Pras menoleh.Diikuti Sasti yang juga melihat apa yang sedang dipandang oleh Pras. Pria bertubuh tinggi dengan wajah tampan. Kulitnya sedikit kecekolatan dengan rambut rapi dan berwarna hitam pekat berjalan mendekati mereka.
Sasti terkejut saat melihat wanita di belakang pria itu yang berjalan mengikutinya. “Nadia....” desisnya.
Tidak kalah terkejutnya dengan Sasti. Nadia juga nampak kaget melihat Sasti ada di dalam satu restoran yang sama.
“Hai Doni! Apa kabar!” sapa Pras sambil menyambut tangan Doni yang memberikan sapaan tos ala lelaki.
“Aku baik. Kenapa kamu tidak mengunjungiku kemarin.
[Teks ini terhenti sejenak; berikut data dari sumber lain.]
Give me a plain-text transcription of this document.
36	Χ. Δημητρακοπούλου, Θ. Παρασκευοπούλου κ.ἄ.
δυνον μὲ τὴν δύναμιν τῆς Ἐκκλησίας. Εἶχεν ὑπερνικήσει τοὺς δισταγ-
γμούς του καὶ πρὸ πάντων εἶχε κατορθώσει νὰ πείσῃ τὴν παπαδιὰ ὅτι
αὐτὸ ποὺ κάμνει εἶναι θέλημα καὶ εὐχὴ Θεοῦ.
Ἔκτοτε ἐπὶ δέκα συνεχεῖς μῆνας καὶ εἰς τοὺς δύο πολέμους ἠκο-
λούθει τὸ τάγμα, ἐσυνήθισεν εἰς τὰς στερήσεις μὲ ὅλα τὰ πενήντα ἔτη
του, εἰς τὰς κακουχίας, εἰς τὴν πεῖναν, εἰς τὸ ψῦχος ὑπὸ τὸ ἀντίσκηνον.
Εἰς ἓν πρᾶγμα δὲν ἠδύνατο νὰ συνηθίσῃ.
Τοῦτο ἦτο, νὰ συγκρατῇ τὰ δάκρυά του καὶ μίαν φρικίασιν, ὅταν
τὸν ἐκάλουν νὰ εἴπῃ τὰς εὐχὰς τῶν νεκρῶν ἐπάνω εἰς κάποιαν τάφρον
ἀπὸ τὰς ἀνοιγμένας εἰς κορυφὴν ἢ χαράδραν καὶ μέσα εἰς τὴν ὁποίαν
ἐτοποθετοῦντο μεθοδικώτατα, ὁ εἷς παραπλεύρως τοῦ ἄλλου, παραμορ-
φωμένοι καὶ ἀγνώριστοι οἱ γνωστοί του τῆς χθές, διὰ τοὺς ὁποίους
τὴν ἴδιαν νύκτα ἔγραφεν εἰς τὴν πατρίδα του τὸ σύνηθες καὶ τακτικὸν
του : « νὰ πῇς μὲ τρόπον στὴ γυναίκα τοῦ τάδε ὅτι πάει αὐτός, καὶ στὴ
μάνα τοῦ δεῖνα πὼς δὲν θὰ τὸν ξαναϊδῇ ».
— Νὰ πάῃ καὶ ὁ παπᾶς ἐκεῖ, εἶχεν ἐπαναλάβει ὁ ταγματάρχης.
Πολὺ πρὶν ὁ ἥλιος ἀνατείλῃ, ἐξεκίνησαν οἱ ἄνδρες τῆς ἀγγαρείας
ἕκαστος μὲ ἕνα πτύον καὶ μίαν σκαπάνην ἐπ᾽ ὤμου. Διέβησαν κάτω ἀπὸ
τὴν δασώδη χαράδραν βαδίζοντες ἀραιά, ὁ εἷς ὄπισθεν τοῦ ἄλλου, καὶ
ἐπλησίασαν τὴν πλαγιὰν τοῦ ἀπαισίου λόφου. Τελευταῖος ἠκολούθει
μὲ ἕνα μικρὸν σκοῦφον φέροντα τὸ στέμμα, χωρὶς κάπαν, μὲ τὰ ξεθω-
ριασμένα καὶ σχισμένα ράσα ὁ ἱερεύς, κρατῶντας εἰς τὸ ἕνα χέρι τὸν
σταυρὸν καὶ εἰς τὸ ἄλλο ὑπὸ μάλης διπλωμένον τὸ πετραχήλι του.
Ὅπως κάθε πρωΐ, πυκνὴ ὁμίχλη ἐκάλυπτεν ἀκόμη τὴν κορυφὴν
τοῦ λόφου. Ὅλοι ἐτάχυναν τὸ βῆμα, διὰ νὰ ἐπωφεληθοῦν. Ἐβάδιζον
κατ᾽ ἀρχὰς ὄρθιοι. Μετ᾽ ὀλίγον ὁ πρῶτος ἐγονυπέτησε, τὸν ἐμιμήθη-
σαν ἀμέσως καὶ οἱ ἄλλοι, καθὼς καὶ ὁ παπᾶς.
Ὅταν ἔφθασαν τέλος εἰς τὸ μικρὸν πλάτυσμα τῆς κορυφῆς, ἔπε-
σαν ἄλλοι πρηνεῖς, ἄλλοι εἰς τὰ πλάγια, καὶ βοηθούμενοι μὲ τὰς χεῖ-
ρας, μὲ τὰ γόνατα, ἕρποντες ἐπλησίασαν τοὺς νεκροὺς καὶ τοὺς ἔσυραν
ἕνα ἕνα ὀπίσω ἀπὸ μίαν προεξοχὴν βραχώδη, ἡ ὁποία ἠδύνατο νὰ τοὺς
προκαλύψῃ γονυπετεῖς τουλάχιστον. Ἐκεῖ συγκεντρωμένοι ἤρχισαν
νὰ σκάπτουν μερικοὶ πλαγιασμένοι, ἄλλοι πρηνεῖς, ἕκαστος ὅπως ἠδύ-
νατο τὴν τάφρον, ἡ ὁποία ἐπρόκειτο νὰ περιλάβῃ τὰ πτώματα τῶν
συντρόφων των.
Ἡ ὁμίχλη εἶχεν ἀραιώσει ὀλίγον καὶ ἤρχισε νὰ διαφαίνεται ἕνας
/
Padahal sudah ada di Kota ini beberapa hari. Kalau ibu tidak memberitahu aku, aku pasti tidak tau kalo kamu ada di sini,” tutur Doni sambil melirik ke arah Sasti. “Siapa?” tanyanya dengan kedua alis terangkat.
“Sekertarisku....”
“Hai....” sapa Doni ramah.
Sasti membalas senyuman Doni.
Doni mengulurkan tangannya pada Sasti. Lalu Sasti meraih tangan Doni dan mereka berjabat tangan. “Sasti.”
Doni menganggukkan kepalanya. “Oia, temanku kan juga bekerja di perusahan penerbitanmu Pras....” kata Doni sambil menarik Nadia ke dekatnya.
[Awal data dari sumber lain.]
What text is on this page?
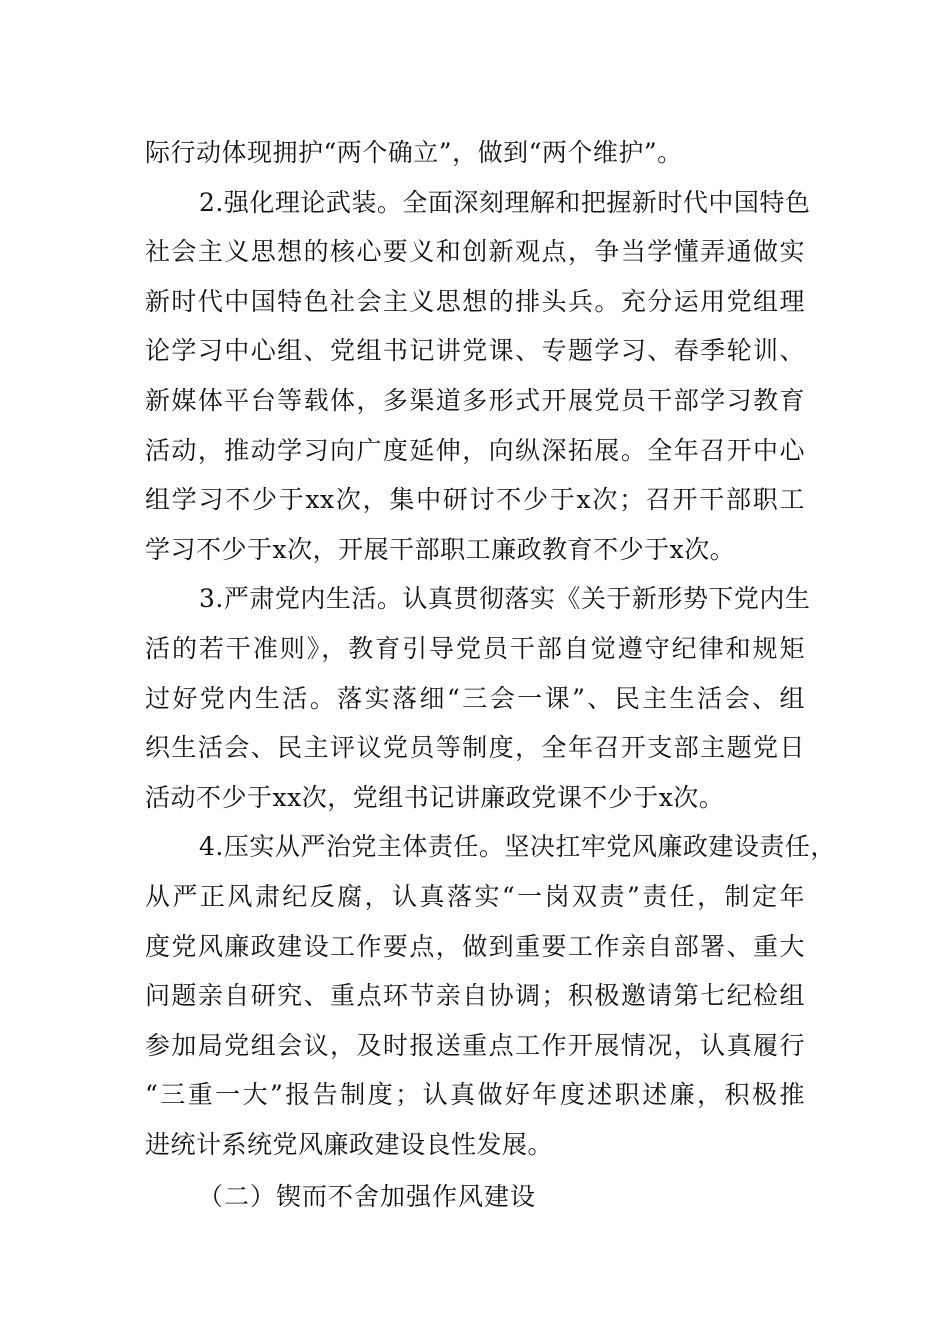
际行动体现拥护“两个确立”，做到“两个维护”。
2.强化理论武装。全面深刻理解和把握新时代中国特色
社会主义思想的核心要义和创新观点，争当学懂弄通做实
新时代中国特色社会主义思想的排头兵。充分运用党组理
论学习中心组、党组书记讲党课、专题学习、春季轮训、
新媒体平台等载体，多渠道多形式开展党员干部学习教育
活动，推动学习向广度延伸，向纵深拓展。全年召开中心
组学习不少于xx次，集中研讨不少于x次；召开干部职工
学习不少于x次，开展干部职工廉政教育不少于x次。
3.严肃党内生活。认真贯彻落实《关于新形势下党内生
活的若干准则》，教育引导党员干部自觉遵守纪律和规矩
过好党内生活。落实落细“三会一课”、民主生活会、组
织生活会、民主评议党员等制度，全年召开支部主题党日
活动不少于xx次，党组书记讲廉政党课不少于x次。
4.压实从严治党主体责任。坚决扛牢党风廉政建设责任，
从严正风肃纪反腐，认真落实“一岗双责”责任，制定年
度党风廉政建设工作要点，做到重要工作亲自部署、重大
问题亲自研究、重点环节亲自协调；积极邀请第七纪检组
参加局党组会议，及时报送重点工作开展情况，认真履行
“三重一大”报告制度；认真做好年度述职述廉，积极推
进统计系统党风廉政建设良性发展。
（二）锲而不舍加强作风建设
Pras dan Sasti menatap Nadia.
Pras tidak mengenali jika Nadia adalah salah satu karyawannya. Karena karyawan di penerbitan banyak dan Pras juga pimpinan baru membuatnya tidak mengenal Nadia. Bahkan Pras lupa jika ia dan Nadia tadi sempat bertemu di dalam lift.
“Apa kamu kenal?” tanya Doni.
“Mungkin aku pernah melihatnya. Tapi karena aku baru menjabat, jadi aku tidak terlalu hafal,” jawab Pras memberitahu.
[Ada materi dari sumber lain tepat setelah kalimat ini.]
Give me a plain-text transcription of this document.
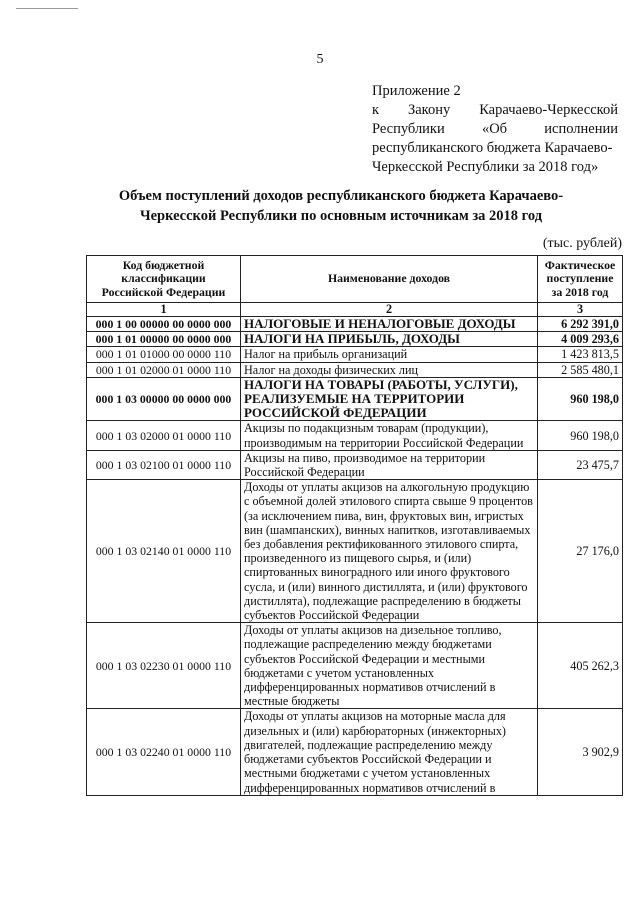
5
Приложение 2
к Закону Карачаево-Черкесской
Республики	«Об	исполнении
республиканского бюджета Карачаево-
Черкесской Республики за 2018 год»
Объем поступлений доходов республиканского бюджета Карачаево-
Черкесской Республики по основным источникам за 2018 год
(тыс. рублей)
Код бюджетной классификации Российской Федерации	Наименование доходов	Фактическое поступление за 2018 год
1	2	3
000 1 00 00000 00 0000 000	НАЛОГОВЫЕ И НЕНАЛОГОВЫЕ ДОХОДЫ	6 292 391,0
000 1 01 00000 00 0000 000	НАЛОГИ НА ПРИБЫЛЬ, ДОХОДЫ	4 009 293,6
000 1 01 01000 00 0000 110	Налог на прибыль организаций	1 423 813,5
000 1 01 02000 01 0000 110	Налог на доходы физических лиц	2 585 480,1
000 1 03 00000 00 0000 000	НАЛОГИ НА ТОВАРЫ (РАБОТЫ, УСЛУГИ), РЕАЛИЗУЕМЫЕ НА ТЕРРИТОРИИ РОССИЙСКОЙ ФЕДЕРАЦИИ	960 198,0
000 1 03 02000 01 0000 110	Акцизы по подакцизным товарам (продукции), производимым на территории Российской Федерации	960 198,0
000 1 03 02100 01 0000 110	Акцизы на пиво, производимое на территории Российской Федерации	23 475,7
000 1 03 02140 01 0000 110	Доходы от уплаты акцизов на алкогольную продукцию с объемной долей этилового спирта свыше 9 процентов (за исключением пива, вин, фруктовых вин, игристых вин (шампанских), винных напитков, изготавливаемых без добавления ректификованного этилового спирта, произведенного из пищевого сырья, и (или) спиртованных виноградного или иного фруктового сусла, и (или) винного дистиллята, и (или) фруктового дистиллята), подлежащие распределению в бюджеты субъектов Российской Федерации	27 176,0
000 1 03 02230 01 0000 110	Доходы от уплаты акцизов на дизельное топливо, подлежащие распределению между бюджетами субъектов Российской Федерации и местными бюджетами с учетом установленных дифференцированных нормативов отчислений в местные бюджеты	405 262,3
000 1 03 02240 01 0000 110	Доходы от уплаты акцизов на моторные масла для дизельных и (или) карбюраторных (инжекторных) двигателей, подлежащие распределению между бюджетами субъектов Российской Федерации и местными бюджетами с учетом установленных дифференцированных нормативов отчислений в	3 902,9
“Tapi kamu pasti saling kenalkan...?” tanya Doni pada Sasti.
Sejenak Sasti diam. Nadia dan Sasti saling berpandangan. Nadia seakan tidak ingin mengaku jika Sasti adalah saudaranya. Sasti tahu itu. Karena bukan kali ini saja, Nadia menyembunyikan fakta jika mereka adalah saudara sepupu.
Sasti memilih diam tidak menjawab. Ia takut salah menjawab dan Nadia akan marah.
“Tentu kami kenal kan Sasti.....” Nadia membuka suaranya.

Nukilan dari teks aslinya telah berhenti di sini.